I slip the shiny silver plate through the bars, tilt it, and beam the reflection right back into her face.
She scrunches her eyes shut, and I lunge, grabbing her outstretched hand and yanking it through the bars. She shouts in surprise as she stumbles forward, but the noise cuts off as I bend her arm awkwardly against the bars. She tries to swing the lantern toward me, but I meet her fingers with the edge of the plate. The lantern drops from her grip, landing mirror-side down on the floor. It shatters. The corridor goes dim. I trap her other hand and twist it through the bars as well, pulling her shoulder flush against the metal with her arms pinned through two different openings. Leaning against the bad angles of her elbows, I reach for her belt and pluck the knife from her hip. I let the edge brush her neck.
“Yell again and you’ll wish you hadn’t,” I say against her ear.
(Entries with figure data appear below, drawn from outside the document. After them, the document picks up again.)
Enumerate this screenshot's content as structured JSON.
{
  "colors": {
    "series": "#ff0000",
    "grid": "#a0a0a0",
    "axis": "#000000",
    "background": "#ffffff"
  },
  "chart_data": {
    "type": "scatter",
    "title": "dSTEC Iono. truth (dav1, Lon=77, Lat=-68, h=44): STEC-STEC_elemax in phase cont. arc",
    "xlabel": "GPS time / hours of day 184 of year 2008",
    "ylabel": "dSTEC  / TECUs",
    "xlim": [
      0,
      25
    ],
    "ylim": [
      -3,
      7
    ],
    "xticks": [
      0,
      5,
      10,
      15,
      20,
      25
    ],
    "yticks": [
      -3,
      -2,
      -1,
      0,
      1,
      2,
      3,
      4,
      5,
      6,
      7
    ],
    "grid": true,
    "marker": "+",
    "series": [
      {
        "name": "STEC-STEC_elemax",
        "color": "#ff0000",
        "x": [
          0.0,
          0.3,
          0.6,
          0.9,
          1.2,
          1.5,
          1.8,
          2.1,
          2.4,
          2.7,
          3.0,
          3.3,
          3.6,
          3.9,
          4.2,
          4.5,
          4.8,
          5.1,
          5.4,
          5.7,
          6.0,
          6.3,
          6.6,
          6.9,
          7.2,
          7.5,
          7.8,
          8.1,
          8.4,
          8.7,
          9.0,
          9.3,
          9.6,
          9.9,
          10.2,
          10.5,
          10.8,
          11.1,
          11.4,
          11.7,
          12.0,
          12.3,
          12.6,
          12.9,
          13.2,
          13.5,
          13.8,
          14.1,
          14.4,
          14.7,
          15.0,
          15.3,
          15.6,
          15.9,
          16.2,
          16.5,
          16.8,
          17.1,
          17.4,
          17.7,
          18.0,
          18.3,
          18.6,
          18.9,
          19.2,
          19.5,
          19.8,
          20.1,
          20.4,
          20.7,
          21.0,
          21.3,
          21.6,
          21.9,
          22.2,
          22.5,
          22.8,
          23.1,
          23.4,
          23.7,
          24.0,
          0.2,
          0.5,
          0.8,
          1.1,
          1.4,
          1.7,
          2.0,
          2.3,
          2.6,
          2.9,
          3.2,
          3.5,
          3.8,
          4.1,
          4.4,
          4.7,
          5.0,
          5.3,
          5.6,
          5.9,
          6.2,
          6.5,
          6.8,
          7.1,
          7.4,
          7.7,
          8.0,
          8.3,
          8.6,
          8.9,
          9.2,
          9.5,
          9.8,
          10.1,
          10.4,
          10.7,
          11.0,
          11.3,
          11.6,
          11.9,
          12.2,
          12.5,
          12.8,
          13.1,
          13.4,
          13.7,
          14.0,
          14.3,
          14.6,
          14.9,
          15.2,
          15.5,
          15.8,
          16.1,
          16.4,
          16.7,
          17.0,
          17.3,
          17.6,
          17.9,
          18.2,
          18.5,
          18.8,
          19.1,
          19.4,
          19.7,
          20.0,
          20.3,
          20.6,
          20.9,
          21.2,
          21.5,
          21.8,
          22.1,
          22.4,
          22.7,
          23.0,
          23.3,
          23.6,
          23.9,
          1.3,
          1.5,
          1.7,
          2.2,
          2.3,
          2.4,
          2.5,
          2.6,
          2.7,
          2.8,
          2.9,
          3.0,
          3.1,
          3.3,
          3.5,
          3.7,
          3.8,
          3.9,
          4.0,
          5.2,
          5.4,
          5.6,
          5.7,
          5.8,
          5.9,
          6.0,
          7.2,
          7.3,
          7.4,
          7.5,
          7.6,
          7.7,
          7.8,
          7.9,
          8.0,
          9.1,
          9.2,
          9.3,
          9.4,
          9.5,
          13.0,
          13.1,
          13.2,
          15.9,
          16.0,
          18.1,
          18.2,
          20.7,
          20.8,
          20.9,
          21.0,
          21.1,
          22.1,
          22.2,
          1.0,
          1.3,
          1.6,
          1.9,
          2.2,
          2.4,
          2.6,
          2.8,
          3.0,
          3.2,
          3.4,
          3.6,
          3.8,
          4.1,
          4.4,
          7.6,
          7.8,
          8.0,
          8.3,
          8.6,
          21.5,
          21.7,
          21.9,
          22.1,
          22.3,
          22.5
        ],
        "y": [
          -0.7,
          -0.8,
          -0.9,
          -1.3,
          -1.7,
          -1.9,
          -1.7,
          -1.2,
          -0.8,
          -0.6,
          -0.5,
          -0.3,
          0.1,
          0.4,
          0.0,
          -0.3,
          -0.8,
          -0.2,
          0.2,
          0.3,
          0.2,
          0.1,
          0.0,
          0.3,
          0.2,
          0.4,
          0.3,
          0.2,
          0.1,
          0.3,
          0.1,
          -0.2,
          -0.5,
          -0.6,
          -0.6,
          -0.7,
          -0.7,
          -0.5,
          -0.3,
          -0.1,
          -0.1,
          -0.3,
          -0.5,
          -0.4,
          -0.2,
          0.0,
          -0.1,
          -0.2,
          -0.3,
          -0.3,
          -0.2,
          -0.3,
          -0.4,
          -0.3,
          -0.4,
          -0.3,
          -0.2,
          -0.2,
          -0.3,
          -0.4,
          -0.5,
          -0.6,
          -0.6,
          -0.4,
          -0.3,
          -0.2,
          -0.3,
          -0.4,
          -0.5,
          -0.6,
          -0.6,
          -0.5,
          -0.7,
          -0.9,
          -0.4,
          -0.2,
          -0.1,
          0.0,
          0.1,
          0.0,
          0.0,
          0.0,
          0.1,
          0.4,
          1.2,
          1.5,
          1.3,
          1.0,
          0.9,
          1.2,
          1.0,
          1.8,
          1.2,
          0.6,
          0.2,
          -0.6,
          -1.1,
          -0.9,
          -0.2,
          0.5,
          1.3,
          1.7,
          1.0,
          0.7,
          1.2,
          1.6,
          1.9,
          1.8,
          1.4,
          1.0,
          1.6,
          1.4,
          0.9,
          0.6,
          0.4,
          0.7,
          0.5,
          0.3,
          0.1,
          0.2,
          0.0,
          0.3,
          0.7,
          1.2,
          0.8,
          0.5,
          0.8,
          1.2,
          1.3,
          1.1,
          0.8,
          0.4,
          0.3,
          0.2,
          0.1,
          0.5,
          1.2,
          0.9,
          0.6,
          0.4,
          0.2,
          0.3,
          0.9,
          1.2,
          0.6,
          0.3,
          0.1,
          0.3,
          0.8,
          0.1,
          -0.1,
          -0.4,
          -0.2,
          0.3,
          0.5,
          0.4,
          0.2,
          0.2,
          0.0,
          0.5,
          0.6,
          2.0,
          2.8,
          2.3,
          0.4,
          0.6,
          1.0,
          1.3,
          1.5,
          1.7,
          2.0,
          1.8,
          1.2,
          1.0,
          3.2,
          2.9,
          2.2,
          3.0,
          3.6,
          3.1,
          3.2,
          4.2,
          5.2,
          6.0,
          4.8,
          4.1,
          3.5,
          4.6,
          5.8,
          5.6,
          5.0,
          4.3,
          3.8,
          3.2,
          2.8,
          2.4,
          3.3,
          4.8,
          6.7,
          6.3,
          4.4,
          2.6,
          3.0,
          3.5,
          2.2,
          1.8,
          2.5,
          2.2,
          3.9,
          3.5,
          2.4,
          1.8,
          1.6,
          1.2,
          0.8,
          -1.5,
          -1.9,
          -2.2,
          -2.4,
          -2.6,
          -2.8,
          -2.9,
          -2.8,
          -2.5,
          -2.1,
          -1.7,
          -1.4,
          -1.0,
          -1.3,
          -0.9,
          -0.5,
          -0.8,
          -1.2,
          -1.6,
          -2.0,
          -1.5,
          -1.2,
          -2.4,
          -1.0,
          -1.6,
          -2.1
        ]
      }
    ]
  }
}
She grits her teeth and struggles, but the angle is too awkward for her to pull away. I shrug the blue vest from my shoulder, praising Veran for his exorbitant taste—my old threadbare vest would have split apart with minimal tugging, but this one is thick, lined, and heavily stitched. Setting the knife momentarily in my teeth, I work the guard’s wrists through the arm holes and then cinch it tight.
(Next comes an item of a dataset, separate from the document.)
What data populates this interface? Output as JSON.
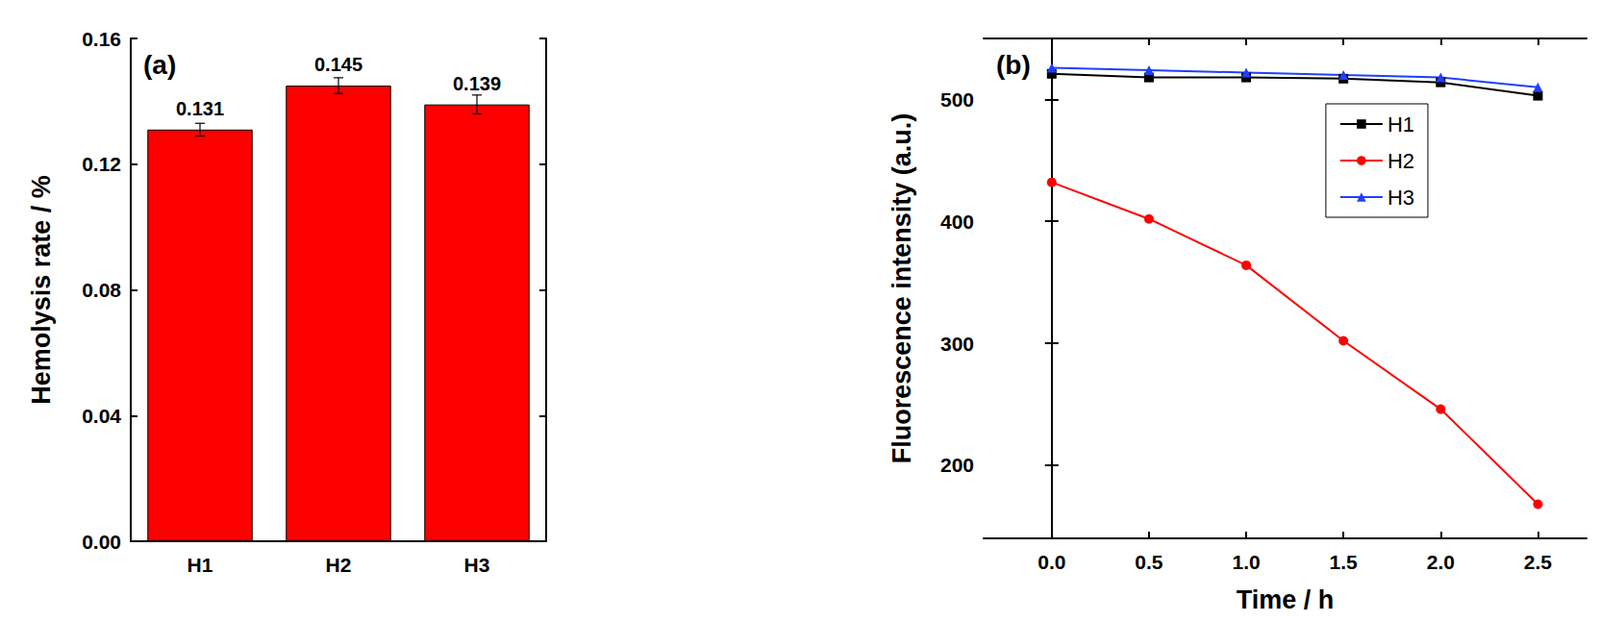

With her secure, I set the knife against her neck again and work the ring of keys off her belt—not an easy thing since I can barely get my wrist through the bars. She fights me silently, trying to keep her hips as far from me as possible, but eventually I hook her belt and manage to slide the ring off its clasp. The keys jingle as I pull them through the bars.
“You’re nothing but a common outlaw,” she snarls.
“I’m an extraordinary outlaw,” I say, picking through the keys. “I am a crowned queen of outlaws.”
I work through three of the smaller keys before I find the one that unlocks my ankle cuff. For good measure I close it around her wrist—even if she manages to get free of my vest, she’ll still have one hand trapped inside the cell. The key to the door is easy to identify, being stamped with the same number as the lock, but it’s not so easy to reach it through the bars. I wince as I press my cracked ribs against the metal, fighting to fit the key into the tumblers.
Finally, it turns, and I sigh as the door hinges open. I step into the corridor and shut it behind me.
The guard is twisting her hands viciously in my vest. I step toward her and slide her belt off—if she gets a hand free, I don’t want any of her gear close by. I remove the gag from its pouch.
“You’ll swing for this,” she hisses.
“Nah,” I say. “I’ll swing for everything else. This bit? I doubt they’ll care. Although you might get a reprimand.”
I fix the gag over her mouth, give her an encouraging pat, and then step over the lantern and head down the corridor.